Prime Minister Benjamin Netanyahu has every right to be disappointed by the conduct of the three advisers who told the attorney general that Netanyahu's bureau chief, Natan Eshel, had sexually harassed a bureau employee. The report prompted Eshel's resignation and admission of inappropriate conduct.
Cabinet Secretary Zvi Hauser, Military Secretary Yohanan Locker and Yoaz Hendel, who has since resigned as head of the National Information Directorate, did indeed demonstrate integrity and responsibility. They deserved the praise for acting ethically that was heaped on them by dozens of articles - but that does not mean they acted with appropriate decency toward the person who appointed them.
Netanyahu chose them because he believed in their capabilities, talents and virtues, and also - there is no point in concealing this - because he believed they would be loyal to him. Or at least that they would update him about a serious crime that took place in his bureau. The positions held by Hauser, Hendel and Locker are public, and it is to be expected that anyone who takes upon himself a commitment of this kind would adopt the high level of ethics they demonstrated, but this does not justify their choice to hide the seriousness of Eshel's activities from the prime minister.
Yes, there is a clause of the Civil Service regulations that states that someone who receives a complaint "shall not look into it but shall transfer it solely to the investigation department of the Civil Service Commission, and shall not provide any information to any other body in the office or outside of it." But with all due respect, it seems that mentioning this clause now is nothing more than a pretext for those who wish to criticize the prime minister's disappointment with the three advisers who reported Eshel.
Netanyahu, it is important to note, is not disappointed with the fact that the advisers regarded Eshel's actions as unacceptable, but only with the fact that they kept him out of the picture. If one assumes that Hauser, Hendel and Locker chose to hide the alleged harassment from the prime minister because they thought he would not take action or, heaven forbid, would whitewash the affair, then the question is how they agreed to work for him in the first place - and how they would have continued to work for him if he had not publicly expressed his great disappointment with them.
On the other hand, if they did not doubt in their hearts that the prime minister would deal with the affair in strict accordance with the law and the Civil Service regulations, then they should have informed him as soon as possible: a moment before, or after, lodging the complaint.
Try to imagine a situation in which the prime minister gives a press conference on a matter not connected with the Eshel affair and is suddenly asked by a reporter to respond to a question about it. Which of you would believe Netanyahu if he were to say that he didn't have the faintest idea what the reporter was talking about? And even if you did believe him, which of you would rely on a prime minister who doesn't even know what is happening in his own bureau?

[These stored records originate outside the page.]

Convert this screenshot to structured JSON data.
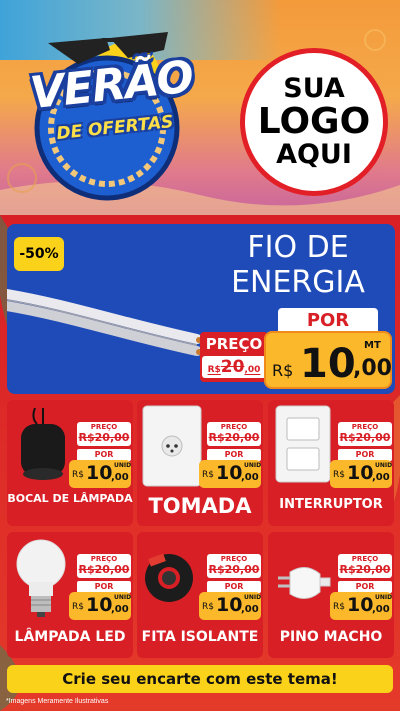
{
  "header": {
    "title_main": "VERÃO",
    "title_sub": "DE OFERTAS",
    "logo_line1": "SUA",
    "logo_line2": "LOGO",
    "logo_line3": "AQUI"
  },
  "featured": {
    "discount": "-50%",
    "title_line1": "FIO DE",
    "title_line2": "ENERGIA",
    "por_label": "POR",
    "preco_label": "PREÇO",
    "old_currency": "R$",
    "old_int": "20",
    "old_cents": ",00",
    "currency": "R$",
    "price_int": "10",
    "price_cents": ",00",
    "unit": "MT"
  },
  "products": [
    {
      "name": "BOCAL DE LÂMPADA",
      "preco_label": "PREÇO",
      "old": "R$20,00",
      "por_label": "POR",
      "currency": "R$",
      "price_int": "10",
      "price_cents": ",00",
      "unit": "UNID"
    },
    {
      "name": "TOMADA",
      "preco_label": "PREÇO",
      "old": "R$20,00",
      "por_label": "POR",
      "currency": "R$",
      "price_int": "10",
      "price_cents": ",00",
      "unit": "UNID"
    },
    {
      "name": "INTERRUPTOR",
      "preco_label": "PREÇO",
      "old": "R$20,00",
      "por_label": "POR",
      "currency": "R$",
      "price_int": "10",
      "price_cents": ",00",
      "unit": "UNID"
    },
    {
      "name": "LÂMPADA LED",
      "preco_label": "PREÇO",
      "old": "R$20,00",
      "por_label": "POR",
      "currency": "R$",
      "price_int": "10",
      "price_cents": ",00",
      "unit": "UNID"
    },
    {
      "name": "FITA ISOLANTE",
      "preco_label": "PREÇO",
      "old": "R$20,00",
      "por_label": "POR",
      "currency": "R$",
      "price_int": "10",
      "price_cents": ",00",
      "unit": "UNID"
    },
    {
      "name": "PINO MACHO",
      "preco_label": "PREÇO",
      "old": "R$20,00",
      "por_label": "POR",
      "currency": "R$",
      "price_int": "10",
      "price_cents": ",00",
      "unit": "UNID"
    }
  ],
  "cta": "Crie seu encarte com este tema!",
  "disclaimer": "*Imagens Meramente Ilustrativas",
  "colors": {
    "red": "#d81f26",
    "blue": "#1f4bb8",
    "yellow": "#fbd21a",
    "orange": "#fbb82b"
  }
}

Remaining loyal to the person who appointed you to a position does not have to mean acting like Richard Nixon's aides did in the Watergate scandal. Rather, it is a kind of commitment to share the good as well as the bad. Not to whitewash, not to lie, not to commit a crime for someone, but to remember that the task you have taken upon yourself involves a double commitment: toward the person who appointed you and toward the state.
Netanyahu is not yet the state, even if he sometimes thinks he is, but he is also not the enemy of the state here. Hauser, Hendel and Locker did an important service to the state and to Israeli society in reporting Eshel, but they also embarrassed and tripped up the person who had appointed them to their positions. In a case like this, in which neither side has faith in the other, it is best for all the parties involved to go their separate ways.